For secrets that support rotation (like API keys and passwords), enable automatic rotation on a schedule. The vault generates a new value, updates all references, and revokes the old value. Configure the rotation interval based on the sensitivity of each secret.

5

Configure Secret Injection

Set up how secrets are injected into the agent at runtime. Secrets can be injected as environment variables, tool parameters, or prompt variables. The injection happens just before the agent processes a request, ensuring secrets are never persisted in the context window or conversation history.

6

Enable Leak Prevention

Turn on the secret leak prevention feature that scans agent outputs, logs, and error messages for secret values. If a secret is detected in any output, it is automatically redacted and an alert is raised. This prevents accidental exposure through verbose error messages or debugging output.

7

Test and Verify

Create a test secret, reference it in a tool configuration, and trigger the tool. Verify in the logs that the secret value is redacted and only the vault reference appears.

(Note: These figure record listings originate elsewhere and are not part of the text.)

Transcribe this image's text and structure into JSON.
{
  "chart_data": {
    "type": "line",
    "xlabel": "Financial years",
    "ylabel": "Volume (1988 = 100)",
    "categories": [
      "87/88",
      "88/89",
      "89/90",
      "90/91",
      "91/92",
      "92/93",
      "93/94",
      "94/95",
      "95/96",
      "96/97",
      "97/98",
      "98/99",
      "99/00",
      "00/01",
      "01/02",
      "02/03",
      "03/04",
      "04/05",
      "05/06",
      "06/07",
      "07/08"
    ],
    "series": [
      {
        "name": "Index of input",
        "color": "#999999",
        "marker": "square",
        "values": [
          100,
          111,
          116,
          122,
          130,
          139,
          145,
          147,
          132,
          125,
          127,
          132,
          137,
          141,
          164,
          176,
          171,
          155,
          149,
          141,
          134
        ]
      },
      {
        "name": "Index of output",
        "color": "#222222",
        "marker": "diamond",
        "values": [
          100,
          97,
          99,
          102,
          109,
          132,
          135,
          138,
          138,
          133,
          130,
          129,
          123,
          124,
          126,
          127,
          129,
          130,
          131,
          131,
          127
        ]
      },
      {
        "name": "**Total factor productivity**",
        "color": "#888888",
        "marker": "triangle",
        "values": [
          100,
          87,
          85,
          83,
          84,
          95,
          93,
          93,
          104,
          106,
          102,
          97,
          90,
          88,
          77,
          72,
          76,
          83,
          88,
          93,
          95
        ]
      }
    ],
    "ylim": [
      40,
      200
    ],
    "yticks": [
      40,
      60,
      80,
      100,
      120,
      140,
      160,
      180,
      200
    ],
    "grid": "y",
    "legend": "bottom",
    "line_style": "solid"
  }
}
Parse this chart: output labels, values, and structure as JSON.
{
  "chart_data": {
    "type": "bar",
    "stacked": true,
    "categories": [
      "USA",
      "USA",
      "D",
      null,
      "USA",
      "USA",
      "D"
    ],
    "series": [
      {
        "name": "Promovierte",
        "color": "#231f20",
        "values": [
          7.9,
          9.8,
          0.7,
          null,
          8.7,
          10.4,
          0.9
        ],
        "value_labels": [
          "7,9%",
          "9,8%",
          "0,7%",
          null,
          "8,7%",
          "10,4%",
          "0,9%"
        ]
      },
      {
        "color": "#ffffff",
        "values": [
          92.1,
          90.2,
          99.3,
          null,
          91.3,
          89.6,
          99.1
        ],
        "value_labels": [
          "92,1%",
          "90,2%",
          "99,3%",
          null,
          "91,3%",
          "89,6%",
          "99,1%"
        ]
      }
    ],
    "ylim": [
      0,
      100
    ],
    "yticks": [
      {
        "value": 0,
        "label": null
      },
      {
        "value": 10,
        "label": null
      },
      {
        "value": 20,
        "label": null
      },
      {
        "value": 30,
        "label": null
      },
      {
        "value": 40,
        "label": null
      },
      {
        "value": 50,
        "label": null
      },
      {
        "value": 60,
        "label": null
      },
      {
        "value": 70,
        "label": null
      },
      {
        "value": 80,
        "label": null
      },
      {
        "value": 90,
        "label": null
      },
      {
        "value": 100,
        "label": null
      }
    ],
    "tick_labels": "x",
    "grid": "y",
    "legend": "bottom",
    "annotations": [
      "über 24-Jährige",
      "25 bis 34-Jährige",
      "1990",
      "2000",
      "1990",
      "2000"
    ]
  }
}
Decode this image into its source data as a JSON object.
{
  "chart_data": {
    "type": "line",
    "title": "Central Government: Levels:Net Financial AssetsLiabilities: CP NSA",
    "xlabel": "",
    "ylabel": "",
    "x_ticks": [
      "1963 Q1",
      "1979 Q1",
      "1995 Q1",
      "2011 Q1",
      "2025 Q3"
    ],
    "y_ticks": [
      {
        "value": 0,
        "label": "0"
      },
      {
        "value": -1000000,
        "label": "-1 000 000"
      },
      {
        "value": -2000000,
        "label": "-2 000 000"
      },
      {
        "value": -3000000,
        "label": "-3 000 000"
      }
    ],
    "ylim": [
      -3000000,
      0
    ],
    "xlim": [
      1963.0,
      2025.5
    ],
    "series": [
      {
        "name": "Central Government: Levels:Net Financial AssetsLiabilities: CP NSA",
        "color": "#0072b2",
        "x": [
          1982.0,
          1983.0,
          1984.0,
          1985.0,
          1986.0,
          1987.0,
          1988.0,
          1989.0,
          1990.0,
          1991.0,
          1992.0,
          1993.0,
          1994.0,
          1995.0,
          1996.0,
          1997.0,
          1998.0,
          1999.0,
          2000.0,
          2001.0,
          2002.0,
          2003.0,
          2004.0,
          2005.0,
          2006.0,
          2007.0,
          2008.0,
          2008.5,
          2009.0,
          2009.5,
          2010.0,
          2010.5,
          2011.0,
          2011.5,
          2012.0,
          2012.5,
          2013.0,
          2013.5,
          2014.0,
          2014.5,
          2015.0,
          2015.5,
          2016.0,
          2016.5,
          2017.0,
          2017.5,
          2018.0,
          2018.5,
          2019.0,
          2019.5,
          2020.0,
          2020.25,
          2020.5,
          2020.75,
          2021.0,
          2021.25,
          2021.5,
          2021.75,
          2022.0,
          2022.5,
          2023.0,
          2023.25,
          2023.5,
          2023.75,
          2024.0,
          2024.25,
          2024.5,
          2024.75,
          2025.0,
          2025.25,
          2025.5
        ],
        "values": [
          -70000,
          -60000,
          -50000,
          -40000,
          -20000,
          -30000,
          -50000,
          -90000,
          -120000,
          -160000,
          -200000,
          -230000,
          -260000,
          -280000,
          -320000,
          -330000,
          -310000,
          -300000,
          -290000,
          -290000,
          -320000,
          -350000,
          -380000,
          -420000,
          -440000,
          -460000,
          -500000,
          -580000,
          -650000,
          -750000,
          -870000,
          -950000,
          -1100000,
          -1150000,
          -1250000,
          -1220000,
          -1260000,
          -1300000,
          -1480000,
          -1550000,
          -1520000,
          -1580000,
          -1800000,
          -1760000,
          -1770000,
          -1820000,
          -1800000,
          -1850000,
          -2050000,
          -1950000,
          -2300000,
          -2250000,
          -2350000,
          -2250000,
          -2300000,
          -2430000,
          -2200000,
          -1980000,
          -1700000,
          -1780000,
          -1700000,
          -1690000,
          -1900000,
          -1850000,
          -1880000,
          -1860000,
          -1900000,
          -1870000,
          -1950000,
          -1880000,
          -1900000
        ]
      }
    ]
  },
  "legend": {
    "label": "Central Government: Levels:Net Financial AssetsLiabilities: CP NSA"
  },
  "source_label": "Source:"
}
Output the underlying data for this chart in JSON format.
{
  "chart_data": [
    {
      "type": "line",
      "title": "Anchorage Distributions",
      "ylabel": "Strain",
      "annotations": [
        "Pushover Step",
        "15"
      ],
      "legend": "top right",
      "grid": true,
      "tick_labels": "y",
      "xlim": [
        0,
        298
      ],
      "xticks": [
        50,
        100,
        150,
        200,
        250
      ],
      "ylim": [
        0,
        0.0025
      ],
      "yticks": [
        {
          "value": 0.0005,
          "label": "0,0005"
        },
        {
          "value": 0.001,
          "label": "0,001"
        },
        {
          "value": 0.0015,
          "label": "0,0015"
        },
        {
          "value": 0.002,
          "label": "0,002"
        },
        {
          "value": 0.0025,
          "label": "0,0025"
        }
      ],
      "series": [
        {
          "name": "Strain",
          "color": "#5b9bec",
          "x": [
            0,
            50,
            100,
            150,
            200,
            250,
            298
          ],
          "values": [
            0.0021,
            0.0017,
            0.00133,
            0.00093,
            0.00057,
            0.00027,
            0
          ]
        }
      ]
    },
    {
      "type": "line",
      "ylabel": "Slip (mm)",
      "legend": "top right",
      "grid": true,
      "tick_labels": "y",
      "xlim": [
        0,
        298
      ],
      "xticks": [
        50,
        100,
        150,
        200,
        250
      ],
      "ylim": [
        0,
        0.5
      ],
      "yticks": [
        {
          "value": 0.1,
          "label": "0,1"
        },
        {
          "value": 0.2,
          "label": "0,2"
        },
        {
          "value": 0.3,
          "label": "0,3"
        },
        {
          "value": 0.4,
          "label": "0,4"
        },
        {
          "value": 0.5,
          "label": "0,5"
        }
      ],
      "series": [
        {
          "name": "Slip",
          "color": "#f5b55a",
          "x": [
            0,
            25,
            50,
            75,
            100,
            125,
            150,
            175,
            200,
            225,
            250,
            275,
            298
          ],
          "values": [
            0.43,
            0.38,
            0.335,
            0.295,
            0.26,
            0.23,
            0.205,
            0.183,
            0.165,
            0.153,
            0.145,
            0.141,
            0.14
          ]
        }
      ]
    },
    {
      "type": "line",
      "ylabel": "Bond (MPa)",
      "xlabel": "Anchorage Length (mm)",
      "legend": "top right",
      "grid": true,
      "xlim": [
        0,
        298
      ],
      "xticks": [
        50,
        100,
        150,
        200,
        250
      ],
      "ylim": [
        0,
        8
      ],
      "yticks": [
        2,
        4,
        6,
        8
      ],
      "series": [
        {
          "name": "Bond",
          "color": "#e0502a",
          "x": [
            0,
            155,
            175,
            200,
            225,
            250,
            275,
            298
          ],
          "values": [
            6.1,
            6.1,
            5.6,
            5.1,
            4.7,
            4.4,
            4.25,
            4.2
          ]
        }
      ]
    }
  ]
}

Also verify that the tool executes correctly, confirming that secret injection works as expected.

Tips and Best Practices

Use Descriptive Secret Names

Name secrets clearly so their purpose is obvious. 'STRIPE_LIVE_API_KEY' is much better than 'KEY_1'. Good naming reduces the chance of using the wrong secret or accidentally deleting one that is still in use.

Never Log Secret Values

Even in debug mode, secrets should never appear in logs. The leak prevention feature catches most cases, but design your custom tools to never log the secret values they receive.

Separate Secrets by Environment

Maintain separate secrets for staging and production environments. Never use production secrets in staging. This prevents accidental operations against production services during testing.

Revoke Immediately on Suspicion

If you suspect a secret has been exposed, revoke it immediately and generate a new one. Do not wait for the next scheduled rotation. The cost of a false alarm is far less than the cost of a breach.